@TylerEther thanks for the thoughtful reply. If I can try and summarize your points, I’d boil them down to these questions:
- Is the proposed burn rate sustainable and does Wallfacer’s existing work justify the current budget?
- TrueFi has lost much of its traction and in the current regulatory environment, aiming for aggressive growth is not wise.
- The proposal ignores the most pressing issue at TrueFi: lack of cash flow. This lack of cash flow is not due to a lack of decentralization, market makers, or analytics dashboards, but rather a lack of loans.
These are fair points and questions, and I’ll try to address them.
First, you point out a key thing – there is no silver bullet for finding traction.
But what’s the solution? If we stop building, we become irrelevant. We say TrueFi should adapt and iterate.
Even though the regulatory environment is tough, the “narrative” and broader market attention towards “on-chain” credit has never been stronger. There have been lots of industry reports covering credit/RWA protocols in recent months and more hype on twitter than I’ve seen before.
To us at Wallfacer, it’s clear that no protocol has “won” DeFi credit yet and even though TrueFi has been in a period of stagnation, we are very much still in the race.
Which competitors exactly? Today within credit/RWA, no one has “grown their cash flows”.
- Maple is in a similar position to TrueFi, w/ similar loans out. Their core market (and ours) of lending to MMs has evaporated. The same goes for Clearpool, Atlendis, and Ribbon Lend.
- Centrifuge only recently began to charge fees (more detail covering this in our post here) and even then, fees won’t apply to their existing pools (so, still no cash flow).
- Goldfinch TVL growth stalled and it’s on the cusp of running out of token incentives
- Credix has good growth, but also no token and no governance.
- Ondo is doing well, but as far as I can tell, all revenues go back to Ondo Company (not the protocol).
There isn’t a clear winner here. TrueFi has a chance and this is why we want to push. We want to do more than we’ve been capable of as just 5 contributors, and I’ll outline our strategy at Wallfacer below…
I think we could have done a better job making this clear in our initial post, but our objective for 2023 is to land a small number of “killer” use cases that define TrueFi as a leader in the space.

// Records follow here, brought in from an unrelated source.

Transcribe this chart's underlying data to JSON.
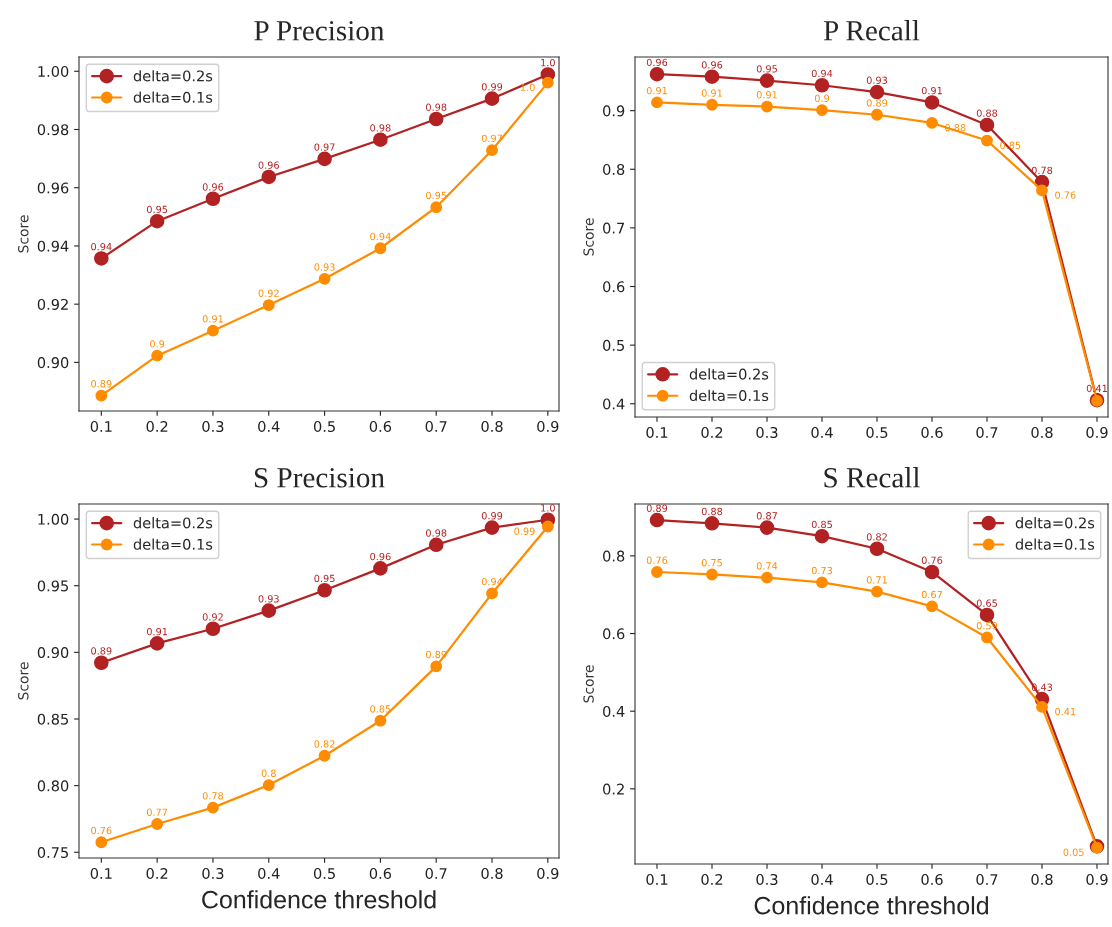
{
  "chart_data": [
    {
      "type": "line",
      "title": "P Precision",
      "ylabel": "Score",
      "x": [
        0.1,
        0.2,
        0.3,
        0.4,
        0.5,
        0.6,
        0.7,
        0.8,
        0.9
      ],
      "xlim": [
        0.06,
        0.92
      ],
      "xticks": [
        0.1,
        0.2,
        0.3,
        0.4,
        0.5,
        0.6,
        0.7,
        0.8,
        0.9
      ],
      "ylim": [
        0.8833,
        1.0049
      ],
      "yticks": [
        {
          "value": 0.9,
          "label": "0.90"
        },
        {
          "value": 0.92,
          "label": "0.92"
        },
        {
          "value": 0.94,
          "label": "0.94"
        },
        {
          "value": 0.96,
          "label": "0.96"
        },
        {
          "value": 0.98,
          "label": "0.98"
        },
        {
          "value": 1.0,
          "label": "1.00"
        }
      ],
      "marker": "circle",
      "legend": "top left",
      "series": [
        {
          "name": "delta=0.2s",
          "color": "#b22222",
          "values": [
            0.9357,
            0.9485,
            0.9562,
            0.9637,
            0.9699,
            0.9765,
            0.9836,
            0.9906,
            0.9989
          ],
          "value_labels": [
            "0.94",
            "0.95",
            "0.96",
            "0.96",
            "0.97",
            "0.98",
            "0.98",
            "0.99",
            "1.0"
          ]
        },
        {
          "name": "delta=0.1s",
          "color": "#ff8c00",
          "values": [
            0.8886,
            0.9023,
            0.9109,
            0.9197,
            0.9287,
            0.9392,
            0.9533,
            0.9729,
            0.9961
          ],
          "value_labels": [
            "0.89",
            "0.9",
            "0.91",
            "0.92",
            "0.93",
            "0.94",
            "0.95",
            "0.97",
            "1.0"
          ]
        }
      ]
    },
    {
      "type": "line",
      "title": "P Recall",
      "ylabel": "Score",
      "x": [
        0.1,
        0.2,
        0.3,
        0.4,
        0.5,
        0.6,
        0.7,
        0.8,
        0.9
      ],
      "xlim": [
        0.06,
        0.92
      ],
      "xticks": [
        0.1,
        0.2,
        0.3,
        0.4,
        0.5,
        0.6,
        0.7,
        0.8,
        0.9
      ],
      "ylim": [
        0.3774,
        0.9915
      ],
      "yticks": [
        0.4,
        0.5,
        0.6,
        0.7,
        0.8,
        0.9
      ],
      "marker": "circle",
      "legend": "bottom left",
      "series": [
        {
          "name": "delta=0.2s",
          "color": "#b22222",
          "values": [
            0.9622,
            0.9579,
            0.9512,
            0.9433,
            0.9317,
            0.914,
            0.8756,
            0.778,
            0.4061
          ],
          "value_labels": [
            "0.96",
            "0.96",
            "0.95",
            "0.94",
            "0.93",
            "0.91",
            "0.88",
            "0.78",
            "0.41"
          ]
        },
        {
          "name": "delta=0.1s",
          "color": "#ff8c00",
          "values": [
            0.914,
            0.91,
            0.907,
            0.901,
            0.893,
            0.879,
            0.849,
            0.764,
            0.405
          ],
          "value_labels": [
            "0.91",
            "0.91",
            "0.91",
            "0.9",
            "0.89",
            "0.88",
            "0.85",
            "0.76",
            null
          ]
        }
      ]
    },
    {
      "type": "line",
      "title": "S Precision",
      "xlabel": "Confidence threshold",
      "ylabel": "Score",
      "x": [
        0.1,
        0.2,
        0.3,
        0.4,
        0.5,
        0.6,
        0.7,
        0.8,
        0.9
      ],
      "xlim": [
        0.06,
        0.92
      ],
      "xticks": [
        0.1,
        0.2,
        0.3,
        0.4,
        0.5,
        0.6,
        0.7,
        0.8,
        0.9
      ],
      "ylim": [
        0.7457,
        1.0113
      ],
      "yticks": [
        {
          "value": 0.75,
          "label": "0.75"
        },
        {
          "value": 0.8,
          "label": "0.80"
        },
        {
          "value": 0.85,
          "label": "0.85"
        },
        {
          "value": 0.9,
          "label": "0.90"
        },
        {
          "value": 0.95,
          "label": "0.95"
        },
        {
          "value": 1.0,
          "label": "1.00"
        }
      ],
      "marker": "circle",
      "legend": "top left",
      "series": [
        {
          "name": "delta=0.2s",
          "color": "#b22222",
          "values": [
            0.8922,
            0.9067,
            0.9177,
            0.9313,
            0.9466,
            0.963,
            0.9807,
            0.9936,
            0.9995
          ],
          "value_labels": [
            "0.89",
            "0.91",
            "0.92",
            "0.93",
            "0.95",
            "0.96",
            "0.98",
            "0.99",
            "1.0"
          ]
        },
        {
          "name": "delta=0.1s",
          "color": "#ff8c00",
          "values": [
            0.7575,
            0.7712,
            0.7835,
            0.8004,
            0.8224,
            0.8487,
            0.8895,
            0.9442,
            0.9944
          ],
          "value_labels": [
            "0.76",
            "0.77",
            "0.78",
            "0.8",
            "0.82",
            "0.85",
            "0.89",
            "0.94",
            "0.99"
          ]
        }
      ]
    },
    {
      "type": "line",
      "title": "S Recall",
      "xlabel": "Confidence threshold",
      "ylabel": "Score",
      "x": [
        0.1,
        0.2,
        0.3,
        0.4,
        0.5,
        0.6,
        0.7,
        0.8,
        0.9
      ],
      "xlim": [
        0.06,
        0.92
      ],
      "xticks": [
        0.1,
        0.2,
        0.3,
        0.4,
        0.5,
        0.6,
        0.7,
        0.8,
        0.9
      ],
      "ylim": [
        0.0065,
        0.9336
      ],
      "yticks": [
        0.2,
        0.4,
        0.6,
        0.8
      ],
      "marker": "circle",
      "legend": "top right",
      "series": [
        {
          "name": "delta=0.2s",
          "color": "#b22222",
          "values": [
            0.8922,
            0.8839,
            0.8728,
            0.8507,
            0.8184,
            0.7585,
            0.6479,
            0.4313,
            0.052
          ],
          "value_labels": [
            "0.89",
            "0.88",
            "0.87",
            "0.85",
            "0.82",
            "0.76",
            "0.65",
            "0.43",
            null
          ]
        },
        {
          "name": "delta=0.1s",
          "color": "#ff8c00",
          "values": [
            0.7585,
            0.7521,
            0.7438,
            0.7318,
            0.7078,
            0.67,
            0.5899,
            0.4111,
            0.0488
          ],
          "value_labels": [
            "0.76",
            "0.75",
            "0.74",
            "0.73",
            "0.71",
            "0.67",
            "0.59",
            "0.41",
            "0.05"
          ]
        }
      ]
    }
  ]
}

The honest answer is that today, WE DON’T KNOW WHAT THESE WILL BE. Thus, we’re going to try a bunch of different things through the end of the year. Sure, It’s not obvious that “cross-chain expansion” will be the thing that makes TrueFi win. But, most all managers we talk to today want or require KYC’d lenders, and maybe expanding to Base will actually unlock Coinbase’s KYC’d users? Maybe Avalanche’s subnets will. We don’t know, but we’re going to keep exploring until we feel confident in something.
We’re talking with lenders / managers / borrowers across crypto and RWA today, and learning → building → iterating fast to find what gets traction. Asset vaults are an example of this, and we’ve taken them from idea to a beta on testnet in just a few weeks.